In North Oak Cliff, Del Sur Tacos Still Hits the Spot

The tiny cult Jefferson Boulevard spot upped its game with a refreshed bar and new dazzling décor—but same reliably satisfying food.

A recent rainy day, much like this one, when the Trinity River heaved under the bridges, called for tacos. Questing, I went to Del Sur Tacos on Jefferson Avenue, and I was reminded what a treasure we have in Ismael and Olmy Sanchez’s enclave.

I hadn’t been inside since last year, when it was one of the last reviews I filed in March about a place that had opened in the summer of 2019. I was blown away all over again.

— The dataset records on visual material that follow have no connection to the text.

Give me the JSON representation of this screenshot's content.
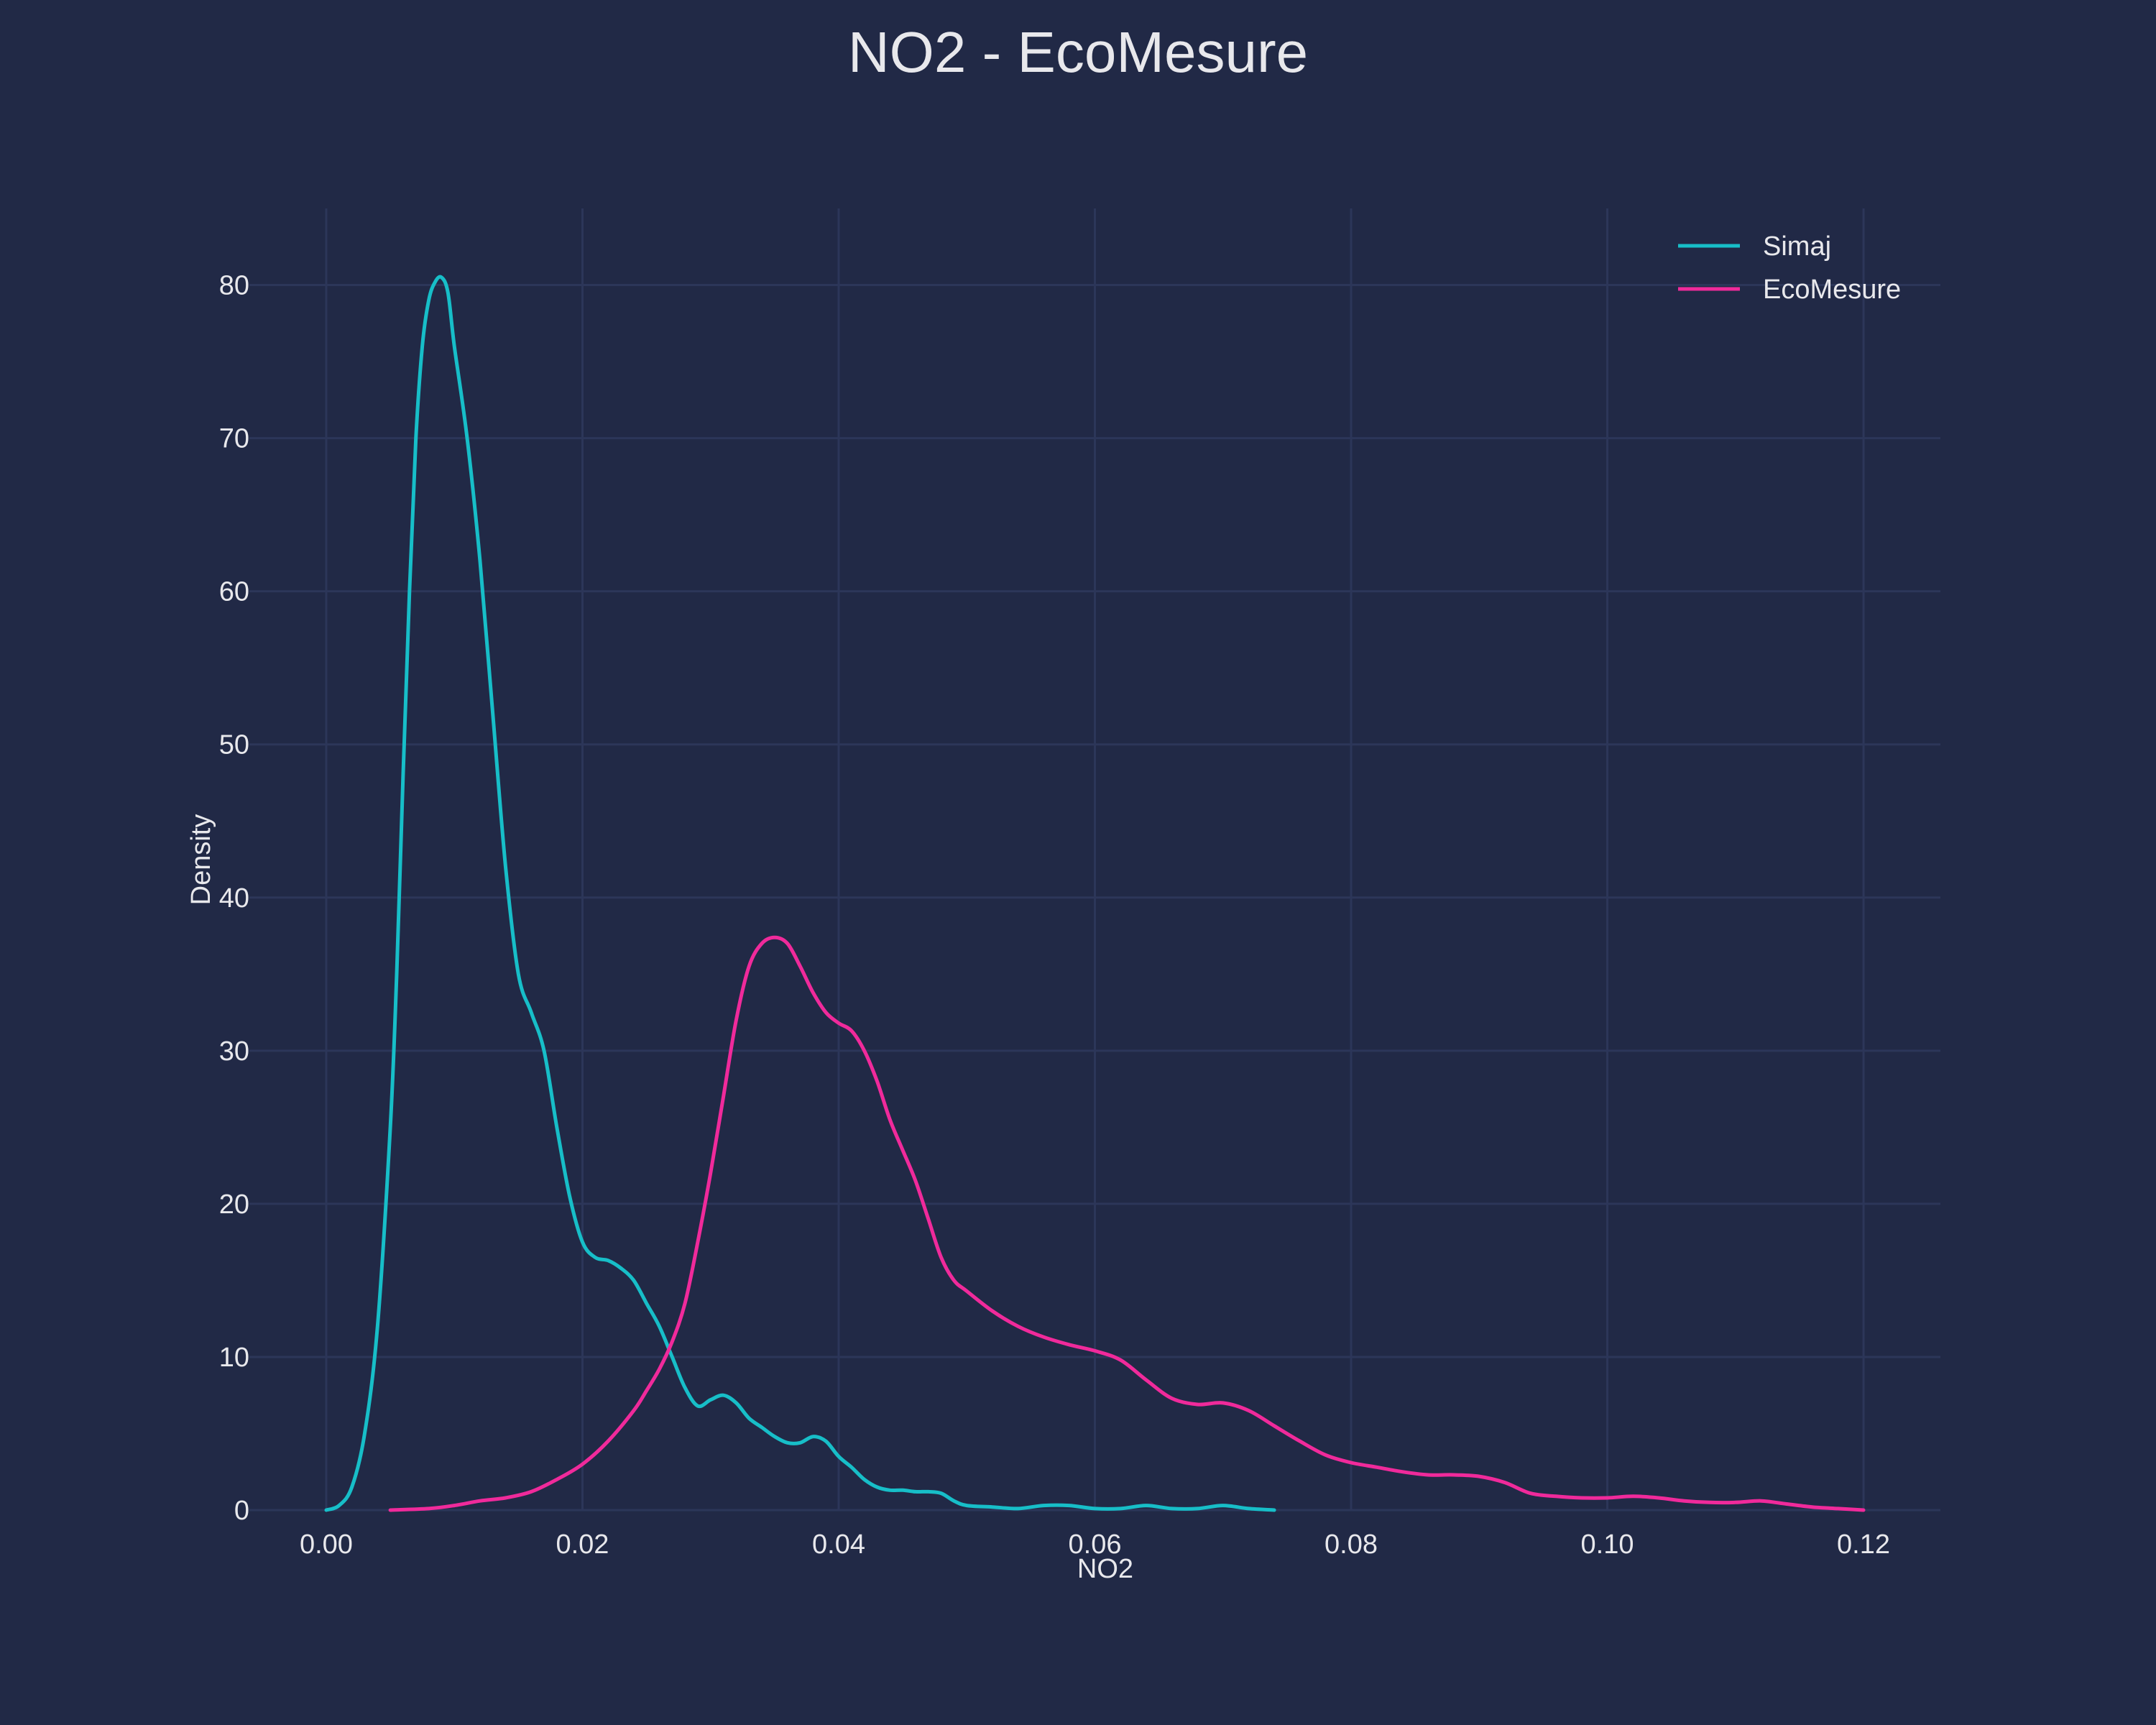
{
  "chart_data": {
    "type": "line",
    "title": "NO2 - EcoMesure",
    "xlabel": "NO2",
    "ylabel": "Density",
    "xlim": [
      -0.006,
      0.126
    ],
    "ylim": [
      0,
      85
    ],
    "x_ticks": [
      0.0,
      0.02,
      0.04,
      0.06,
      0.08,
      0.1,
      0.12
    ],
    "x_tick_labels": [
      "0.00",
      "0.02",
      "0.04",
      "0.06",
      "0.08",
      "0.10",
      "0.12"
    ],
    "y_ticks": [
      0,
      10,
      20,
      30,
      40,
      50,
      60,
      70,
      80
    ],
    "y_tick_labels": [
      "0",
      "10",
      "20",
      "30",
      "40",
      "50",
      "60",
      "70",
      "80"
    ],
    "grid": true,
    "legend_position": "top-right",
    "series": [
      {
        "name": "Simaj",
        "color": "#17bec8",
        "points": [
          [
            0.0,
            0.0
          ],
          [
            0.001,
            0.3
          ],
          [
            0.002,
            1.5
          ],
          [
            0.003,
            5.0
          ],
          [
            0.004,
            12.0
          ],
          [
            0.005,
            25.0
          ],
          [
            0.0055,
            35.0
          ],
          [
            0.006,
            48.0
          ],
          [
            0.0065,
            60.0
          ],
          [
            0.007,
            70.0
          ],
          [
            0.0075,
            76.0
          ],
          [
            0.008,
            79.0
          ],
          [
            0.0085,
            80.2
          ],
          [
            0.009,
            80.5
          ],
          [
            0.0095,
            79.5
          ],
          [
            0.01,
            76.0
          ],
          [
            0.011,
            70.0
          ],
          [
            0.012,
            62.0
          ],
          [
            0.013,
            52.0
          ],
          [
            0.014,
            42.0
          ],
          [
            0.015,
            35.0
          ],
          [
            0.016,
            32.5
          ],
          [
            0.017,
            30.0
          ],
          [
            0.018,
            25.0
          ],
          [
            0.019,
            20.5
          ],
          [
            0.02,
            17.5
          ],
          [
            0.021,
            16.5
          ],
          [
            0.022,
            16.3
          ],
          [
            0.023,
            15.8
          ],
          [
            0.024,
            15.0
          ],
          [
            0.025,
            13.5
          ],
          [
            0.026,
            12.0
          ],
          [
            0.027,
            10.0
          ],
          [
            0.028,
            8.0
          ],
          [
            0.029,
            6.8
          ],
          [
            0.03,
            7.2
          ],
          [
            0.031,
            7.5
          ],
          [
            0.032,
            7.0
          ],
          [
            0.033,
            6.0
          ],
          [
            0.034,
            5.4
          ],
          [
            0.035,
            4.8
          ],
          [
            0.036,
            4.4
          ],
          [
            0.037,
            4.4
          ],
          [
            0.038,
            4.8
          ],
          [
            0.039,
            4.5
          ],
          [
            0.04,
            3.5
          ],
          [
            0.041,
            2.8
          ],
          [
            0.042,
            2.0
          ],
          [
            0.043,
            1.5
          ],
          [
            0.044,
            1.3
          ],
          [
            0.045,
            1.3
          ],
          [
            0.046,
            1.2
          ],
          [
            0.047,
            1.2
          ],
          [
            0.048,
            1.1
          ],
          [
            0.049,
            0.6
          ],
          [
            0.05,
            0.3
          ],
          [
            0.052,
            0.2
          ],
          [
            0.054,
            0.1
          ],
          [
            0.056,
            0.3
          ],
          [
            0.058,
            0.3
          ],
          [
            0.06,
            0.1
          ],
          [
            0.062,
            0.1
          ],
          [
            0.064,
            0.3
          ],
          [
            0.066,
            0.1
          ],
          [
            0.068,
            0.1
          ],
          [
            0.07,
            0.3
          ],
          [
            0.072,
            0.1
          ],
          [
            0.074,
            0.0
          ]
        ]
      },
      {
        "name": "EcoMesure",
        "color": "#f02a9b",
        "points": [
          [
            0.005,
            0.0
          ],
          [
            0.008,
            0.1
          ],
          [
            0.01,
            0.3
          ],
          [
            0.012,
            0.6
          ],
          [
            0.014,
            0.8
          ],
          [
            0.016,
            1.2
          ],
          [
            0.018,
            2.0
          ],
          [
            0.02,
            3.0
          ],
          [
            0.022,
            4.5
          ],
          [
            0.024,
            6.5
          ],
          [
            0.025,
            7.8
          ],
          [
            0.026,
            9.2
          ],
          [
            0.027,
            11.0
          ],
          [
            0.028,
            13.5
          ],
          [
            0.029,
            17.5
          ],
          [
            0.03,
            22.0
          ],
          [
            0.031,
            27.0
          ],
          [
            0.032,
            32.0
          ],
          [
            0.033,
            35.5
          ],
          [
            0.034,
            37.0
          ],
          [
            0.035,
            37.4
          ],
          [
            0.036,
            37.0
          ],
          [
            0.037,
            35.5
          ],
          [
            0.038,
            33.8
          ],
          [
            0.039,
            32.5
          ],
          [
            0.04,
            31.8
          ],
          [
            0.041,
            31.3
          ],
          [
            0.042,
            30.0
          ],
          [
            0.043,
            28.0
          ],
          [
            0.044,
            25.5
          ],
          [
            0.045,
            23.5
          ],
          [
            0.046,
            21.5
          ],
          [
            0.047,
            19.0
          ],
          [
            0.048,
            16.5
          ],
          [
            0.049,
            15.0
          ],
          [
            0.05,
            14.3
          ],
          [
            0.052,
            13.0
          ],
          [
            0.054,
            12.0
          ],
          [
            0.056,
            11.3
          ],
          [
            0.058,
            10.8
          ],
          [
            0.06,
            10.4
          ],
          [
            0.062,
            9.8
          ],
          [
            0.064,
            8.5
          ],
          [
            0.066,
            7.3
          ],
          [
            0.068,
            6.9
          ],
          [
            0.07,
            7.0
          ],
          [
            0.072,
            6.5
          ],
          [
            0.074,
            5.5
          ],
          [
            0.076,
            4.5
          ],
          [
            0.078,
            3.6
          ],
          [
            0.08,
            3.1
          ],
          [
            0.082,
            2.8
          ],
          [
            0.084,
            2.5
          ],
          [
            0.086,
            2.3
          ],
          [
            0.088,
            2.3
          ],
          [
            0.09,
            2.2
          ],
          [
            0.092,
            1.8
          ],
          [
            0.094,
            1.1
          ],
          [
            0.096,
            0.9
          ],
          [
            0.098,
            0.8
          ],
          [
            0.1,
            0.8
          ],
          [
            0.102,
            0.9
          ],
          [
            0.104,
            0.8
          ],
          [
            0.106,
            0.6
          ],
          [
            0.108,
            0.5
          ],
          [
            0.11,
            0.5
          ],
          [
            0.112,
            0.6
          ],
          [
            0.114,
            0.4
          ],
          [
            0.116,
            0.2
          ],
          [
            0.118,
            0.1
          ],
          [
            0.12,
            0.0
          ]
        ]
      }
    ]
  }
}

It’s the same stupendous cochinita pibil taco, a stewy mound of pork, slow-roasted in banana leaves, ruddy with spices and topped with fuchsia-pink pickled onions to cut cleanly through the wonderous slurry of spice. It’s the same chile relleno taco, which is a marvel: a little torpedo of battered chile stuffed with panela cheese and swathed in guajillo-morita chile salsa that threatens to gush to pieces at first bite. You find the craggy, crackling chips and the guacamole with its touch of orange. You reach for bottles of salsa, one green and potent with heat; the other leans roasty and dusky yellow. It’s all where I left it, at a time when everything was better than it had to be. That’s still true today.

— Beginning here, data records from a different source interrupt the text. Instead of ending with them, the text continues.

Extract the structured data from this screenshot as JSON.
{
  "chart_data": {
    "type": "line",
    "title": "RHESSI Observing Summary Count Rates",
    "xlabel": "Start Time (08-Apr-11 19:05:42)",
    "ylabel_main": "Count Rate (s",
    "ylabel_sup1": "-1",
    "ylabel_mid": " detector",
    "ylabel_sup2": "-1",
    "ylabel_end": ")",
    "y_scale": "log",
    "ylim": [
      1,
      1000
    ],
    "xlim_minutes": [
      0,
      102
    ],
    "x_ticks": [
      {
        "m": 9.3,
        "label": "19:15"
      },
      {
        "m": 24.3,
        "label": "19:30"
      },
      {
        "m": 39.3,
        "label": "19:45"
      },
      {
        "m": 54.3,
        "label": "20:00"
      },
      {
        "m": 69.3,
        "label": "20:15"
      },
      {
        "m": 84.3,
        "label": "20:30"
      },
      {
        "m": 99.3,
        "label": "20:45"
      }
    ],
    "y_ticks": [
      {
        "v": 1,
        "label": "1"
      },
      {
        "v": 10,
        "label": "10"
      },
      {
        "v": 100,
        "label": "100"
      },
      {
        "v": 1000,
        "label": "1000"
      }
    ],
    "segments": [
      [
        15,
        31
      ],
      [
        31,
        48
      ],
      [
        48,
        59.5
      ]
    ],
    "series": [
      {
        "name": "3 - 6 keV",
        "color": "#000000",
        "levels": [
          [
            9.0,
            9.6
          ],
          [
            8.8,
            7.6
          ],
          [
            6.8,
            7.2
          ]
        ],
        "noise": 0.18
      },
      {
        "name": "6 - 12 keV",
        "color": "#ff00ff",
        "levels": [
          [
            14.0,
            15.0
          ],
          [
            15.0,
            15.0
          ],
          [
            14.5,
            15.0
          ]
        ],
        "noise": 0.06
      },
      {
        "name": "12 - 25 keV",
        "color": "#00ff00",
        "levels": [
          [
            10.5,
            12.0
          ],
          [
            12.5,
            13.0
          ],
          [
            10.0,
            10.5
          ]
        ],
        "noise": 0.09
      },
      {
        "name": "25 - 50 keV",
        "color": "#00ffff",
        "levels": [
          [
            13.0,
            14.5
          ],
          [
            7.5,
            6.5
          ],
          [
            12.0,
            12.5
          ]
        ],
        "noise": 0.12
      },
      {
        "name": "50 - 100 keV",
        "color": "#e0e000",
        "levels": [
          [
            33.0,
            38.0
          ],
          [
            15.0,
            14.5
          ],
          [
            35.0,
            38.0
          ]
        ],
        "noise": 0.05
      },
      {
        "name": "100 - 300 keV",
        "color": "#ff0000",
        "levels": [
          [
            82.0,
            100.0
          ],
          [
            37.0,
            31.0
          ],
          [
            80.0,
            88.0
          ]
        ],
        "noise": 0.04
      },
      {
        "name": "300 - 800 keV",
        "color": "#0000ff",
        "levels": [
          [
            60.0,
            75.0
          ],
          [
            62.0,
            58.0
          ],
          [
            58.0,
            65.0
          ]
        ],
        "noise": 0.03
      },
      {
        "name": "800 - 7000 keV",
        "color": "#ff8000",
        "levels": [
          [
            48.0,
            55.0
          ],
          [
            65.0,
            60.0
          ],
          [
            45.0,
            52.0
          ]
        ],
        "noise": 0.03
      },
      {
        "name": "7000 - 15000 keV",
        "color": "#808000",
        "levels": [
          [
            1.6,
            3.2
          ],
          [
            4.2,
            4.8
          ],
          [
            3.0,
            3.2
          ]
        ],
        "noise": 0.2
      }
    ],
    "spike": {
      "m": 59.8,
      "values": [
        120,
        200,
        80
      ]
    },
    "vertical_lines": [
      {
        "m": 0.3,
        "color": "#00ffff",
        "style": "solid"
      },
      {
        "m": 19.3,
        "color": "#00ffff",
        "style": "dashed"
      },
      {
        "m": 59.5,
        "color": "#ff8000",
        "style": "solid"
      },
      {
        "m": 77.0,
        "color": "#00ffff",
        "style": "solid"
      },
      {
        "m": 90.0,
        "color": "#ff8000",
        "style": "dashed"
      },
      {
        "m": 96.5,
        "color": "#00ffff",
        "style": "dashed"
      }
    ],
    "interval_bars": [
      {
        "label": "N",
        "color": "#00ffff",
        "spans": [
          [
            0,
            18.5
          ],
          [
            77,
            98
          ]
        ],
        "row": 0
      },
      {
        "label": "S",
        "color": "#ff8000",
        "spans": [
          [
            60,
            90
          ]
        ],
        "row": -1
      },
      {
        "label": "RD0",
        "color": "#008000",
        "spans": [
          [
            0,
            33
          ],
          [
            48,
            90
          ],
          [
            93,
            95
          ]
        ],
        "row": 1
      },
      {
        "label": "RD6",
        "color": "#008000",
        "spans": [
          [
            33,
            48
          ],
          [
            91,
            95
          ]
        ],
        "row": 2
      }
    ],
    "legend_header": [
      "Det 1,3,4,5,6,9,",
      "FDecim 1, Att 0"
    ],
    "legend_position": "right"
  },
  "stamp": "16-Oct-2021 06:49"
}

But now there are sequined curtains in shades of silver, rose, blue, and gold, glistening sheets that beg for festivities.

Change has come. They’ve redone the watering hole, too. The blue-painted, luchador-themed side room, where handmade masks hang from the ceiling and murals show figures posing in tongue-in-cheek superhero-boxer bravura has been turned into a proper bar called El Azul Bar. There, you can find a roster of cocktails—the sort with heavily chile-spiked, salted rims—that run the gamut from the expected tropical piña coladas to margaritas and micheladas. At brunch, you can order a $25 Tarasca, a four-person goblet of fiery libation with citrus jutting jauntily from the top. Tarasco is the name for the indigenous people of Michoacán, from which Ismael hails. Hence the name, as the depths swirl with a white rum from the central Mexican state. People had been asking for a full bar, Ismael says.

I took it all in, swaying to the DJ tunes swirling like the dazzle of sequins. (DJs spin live on Thursday and Friday nights.)

Del Sur has not only survived but grown during the pandemic, a spot themed around the wrestling of luchadors that has shown its own grit.

Don’t all go at once. But also, do. Make designs for the Cali burrito, overstuffed with pinto beans and swaths of guacamole. Plan for the brunch menu’s tres leches–drizzled waffles and vibrant chilaquiles. Take in the changes of the last couple of months. Sigh in relief. It’s so much like them to take it all swinging, but keep the fundamentals sacred.

Update: A new drink menu will debut Friday, May 28, Ismael says. The story above was also updated to reflect information about the Tarasca.